In the case of Ed Gein, who was a mass murderer, the craziness was already established. Gein was in a hospital for the insane when Morris met him. “I liked him,” Morris remembers of Gein. “I didn’t say he wasn’t crazy! He was as crazy as a loon.” 

The Thin Blue Line is reckoned by many critics to be a masterpiece (as are many of the director’s other features), but it was one of the punishing ironies of the film that Morris ended up being sued by Randall Dale Adams, the man he rescued from a life sentence in prison for murder.  He investigated the case for close to three years, turning up new evidence which got Adams off, but fell out with one of Adams’s lawyers.

“It was one of the most surreal, horrible things in my life. I don’t even know how to talk about it,” Morris says of the legal controversy surrounding one of his greatest films. “I don’t have that thick a skin. It was hurtful and depressing. I had to jump through hoops, hire attorneys, defend myself against this lawsuit.”

Ask Morris, however, about which of his works he values most highly and he speaks with as much enthusiasm about his commercials, for beer and computer brands, as about the documentaries. Levi’s, Apple and Miller Brewing are among the clients he was worked for.

“I did over 1000 commercials.

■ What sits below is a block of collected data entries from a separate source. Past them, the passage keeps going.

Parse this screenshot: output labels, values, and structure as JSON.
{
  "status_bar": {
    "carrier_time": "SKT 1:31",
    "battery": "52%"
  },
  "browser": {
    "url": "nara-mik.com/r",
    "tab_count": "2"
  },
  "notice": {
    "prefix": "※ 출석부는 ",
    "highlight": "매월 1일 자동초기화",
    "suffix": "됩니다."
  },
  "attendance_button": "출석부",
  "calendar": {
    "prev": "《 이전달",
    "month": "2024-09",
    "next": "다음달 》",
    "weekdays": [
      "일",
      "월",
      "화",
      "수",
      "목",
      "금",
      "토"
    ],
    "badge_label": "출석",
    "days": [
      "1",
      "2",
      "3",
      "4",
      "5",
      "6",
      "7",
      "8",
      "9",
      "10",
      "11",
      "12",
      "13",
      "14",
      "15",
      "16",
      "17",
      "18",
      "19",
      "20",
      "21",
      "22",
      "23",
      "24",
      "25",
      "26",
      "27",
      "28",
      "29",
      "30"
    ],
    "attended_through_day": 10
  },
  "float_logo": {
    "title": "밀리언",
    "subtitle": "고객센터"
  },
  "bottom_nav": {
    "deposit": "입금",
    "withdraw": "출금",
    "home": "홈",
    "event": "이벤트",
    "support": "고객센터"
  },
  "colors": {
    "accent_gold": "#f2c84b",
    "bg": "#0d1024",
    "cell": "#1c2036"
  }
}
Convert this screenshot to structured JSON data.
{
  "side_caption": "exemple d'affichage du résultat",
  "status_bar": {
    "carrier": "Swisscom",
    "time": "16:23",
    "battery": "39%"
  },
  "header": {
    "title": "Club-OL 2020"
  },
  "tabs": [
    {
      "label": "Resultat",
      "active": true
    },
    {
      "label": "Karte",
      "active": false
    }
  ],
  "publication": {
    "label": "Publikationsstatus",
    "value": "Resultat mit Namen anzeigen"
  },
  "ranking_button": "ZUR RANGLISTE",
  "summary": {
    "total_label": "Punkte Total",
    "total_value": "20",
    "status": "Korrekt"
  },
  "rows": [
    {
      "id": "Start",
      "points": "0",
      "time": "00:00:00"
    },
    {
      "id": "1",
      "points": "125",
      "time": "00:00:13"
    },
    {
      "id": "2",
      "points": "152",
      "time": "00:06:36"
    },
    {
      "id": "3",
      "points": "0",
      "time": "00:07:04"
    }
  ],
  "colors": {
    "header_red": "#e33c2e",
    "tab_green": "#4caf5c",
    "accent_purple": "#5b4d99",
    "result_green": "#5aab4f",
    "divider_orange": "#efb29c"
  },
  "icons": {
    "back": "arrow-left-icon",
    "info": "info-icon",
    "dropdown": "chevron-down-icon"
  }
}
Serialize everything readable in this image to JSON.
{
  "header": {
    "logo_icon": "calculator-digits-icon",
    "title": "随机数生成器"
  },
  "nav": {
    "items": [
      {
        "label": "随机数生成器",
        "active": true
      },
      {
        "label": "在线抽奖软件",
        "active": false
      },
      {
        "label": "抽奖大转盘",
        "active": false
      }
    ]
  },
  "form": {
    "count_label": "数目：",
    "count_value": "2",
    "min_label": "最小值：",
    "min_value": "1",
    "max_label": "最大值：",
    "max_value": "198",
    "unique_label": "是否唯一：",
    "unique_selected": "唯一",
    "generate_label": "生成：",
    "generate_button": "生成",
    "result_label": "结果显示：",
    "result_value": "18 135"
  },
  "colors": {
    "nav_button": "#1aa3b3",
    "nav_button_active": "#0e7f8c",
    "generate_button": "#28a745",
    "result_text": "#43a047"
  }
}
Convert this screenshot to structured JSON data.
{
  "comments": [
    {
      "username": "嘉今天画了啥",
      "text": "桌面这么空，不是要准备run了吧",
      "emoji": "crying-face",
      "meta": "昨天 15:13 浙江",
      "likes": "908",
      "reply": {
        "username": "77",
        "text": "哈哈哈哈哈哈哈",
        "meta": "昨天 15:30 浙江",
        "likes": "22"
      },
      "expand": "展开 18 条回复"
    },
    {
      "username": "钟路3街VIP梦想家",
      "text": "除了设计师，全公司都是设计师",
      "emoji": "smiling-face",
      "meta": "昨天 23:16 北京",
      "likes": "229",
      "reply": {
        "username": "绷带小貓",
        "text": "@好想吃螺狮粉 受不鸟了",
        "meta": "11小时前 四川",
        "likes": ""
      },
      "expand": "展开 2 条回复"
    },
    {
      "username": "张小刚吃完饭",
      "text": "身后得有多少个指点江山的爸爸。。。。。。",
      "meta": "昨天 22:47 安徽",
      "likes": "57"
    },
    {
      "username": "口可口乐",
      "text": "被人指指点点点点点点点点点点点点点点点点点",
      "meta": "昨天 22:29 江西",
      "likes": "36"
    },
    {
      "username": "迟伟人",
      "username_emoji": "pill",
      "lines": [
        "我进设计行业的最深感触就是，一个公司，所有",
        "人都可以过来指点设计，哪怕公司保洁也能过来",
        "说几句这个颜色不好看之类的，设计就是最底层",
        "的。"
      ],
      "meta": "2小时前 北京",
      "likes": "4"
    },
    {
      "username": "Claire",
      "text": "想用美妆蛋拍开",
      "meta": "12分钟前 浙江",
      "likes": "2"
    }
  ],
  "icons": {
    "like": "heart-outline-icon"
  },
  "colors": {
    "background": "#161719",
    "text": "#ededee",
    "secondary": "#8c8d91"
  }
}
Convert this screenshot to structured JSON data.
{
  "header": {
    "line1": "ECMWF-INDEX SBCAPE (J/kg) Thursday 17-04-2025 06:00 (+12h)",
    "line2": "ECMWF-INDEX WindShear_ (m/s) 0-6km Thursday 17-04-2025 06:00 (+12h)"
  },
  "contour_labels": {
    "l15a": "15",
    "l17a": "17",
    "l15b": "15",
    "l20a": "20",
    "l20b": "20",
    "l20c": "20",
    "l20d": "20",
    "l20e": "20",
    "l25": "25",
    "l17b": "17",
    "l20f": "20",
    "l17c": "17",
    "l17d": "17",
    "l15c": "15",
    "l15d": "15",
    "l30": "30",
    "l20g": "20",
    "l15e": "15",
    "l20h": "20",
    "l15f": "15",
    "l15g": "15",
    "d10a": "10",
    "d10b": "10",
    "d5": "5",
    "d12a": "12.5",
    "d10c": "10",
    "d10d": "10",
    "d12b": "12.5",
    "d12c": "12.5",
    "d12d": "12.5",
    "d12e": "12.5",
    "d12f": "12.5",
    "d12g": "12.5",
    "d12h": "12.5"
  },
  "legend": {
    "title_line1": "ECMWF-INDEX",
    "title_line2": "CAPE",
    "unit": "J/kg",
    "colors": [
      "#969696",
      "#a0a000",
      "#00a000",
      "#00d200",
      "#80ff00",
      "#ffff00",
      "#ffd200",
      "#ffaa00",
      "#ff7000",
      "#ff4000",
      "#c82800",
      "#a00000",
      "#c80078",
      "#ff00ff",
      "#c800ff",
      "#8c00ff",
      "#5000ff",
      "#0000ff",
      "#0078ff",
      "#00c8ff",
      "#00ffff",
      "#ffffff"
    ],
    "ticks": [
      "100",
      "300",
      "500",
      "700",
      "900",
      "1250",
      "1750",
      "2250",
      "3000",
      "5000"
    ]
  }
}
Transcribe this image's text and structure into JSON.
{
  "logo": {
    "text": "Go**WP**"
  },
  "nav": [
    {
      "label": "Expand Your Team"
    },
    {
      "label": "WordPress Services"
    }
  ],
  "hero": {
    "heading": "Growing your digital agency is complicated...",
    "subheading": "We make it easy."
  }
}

Some I was a hired hand, some I had enormous creative input and control [over],” the director reflects on a major part of his career which still sits below the radar. “I kept getting re-hired to do more and more stuff…”

Morris adds that his Miller High Life commercials are “some of the best stuff I’ll ever do.” Press him as to why they’re so special and he roars back: “you have to watch them!”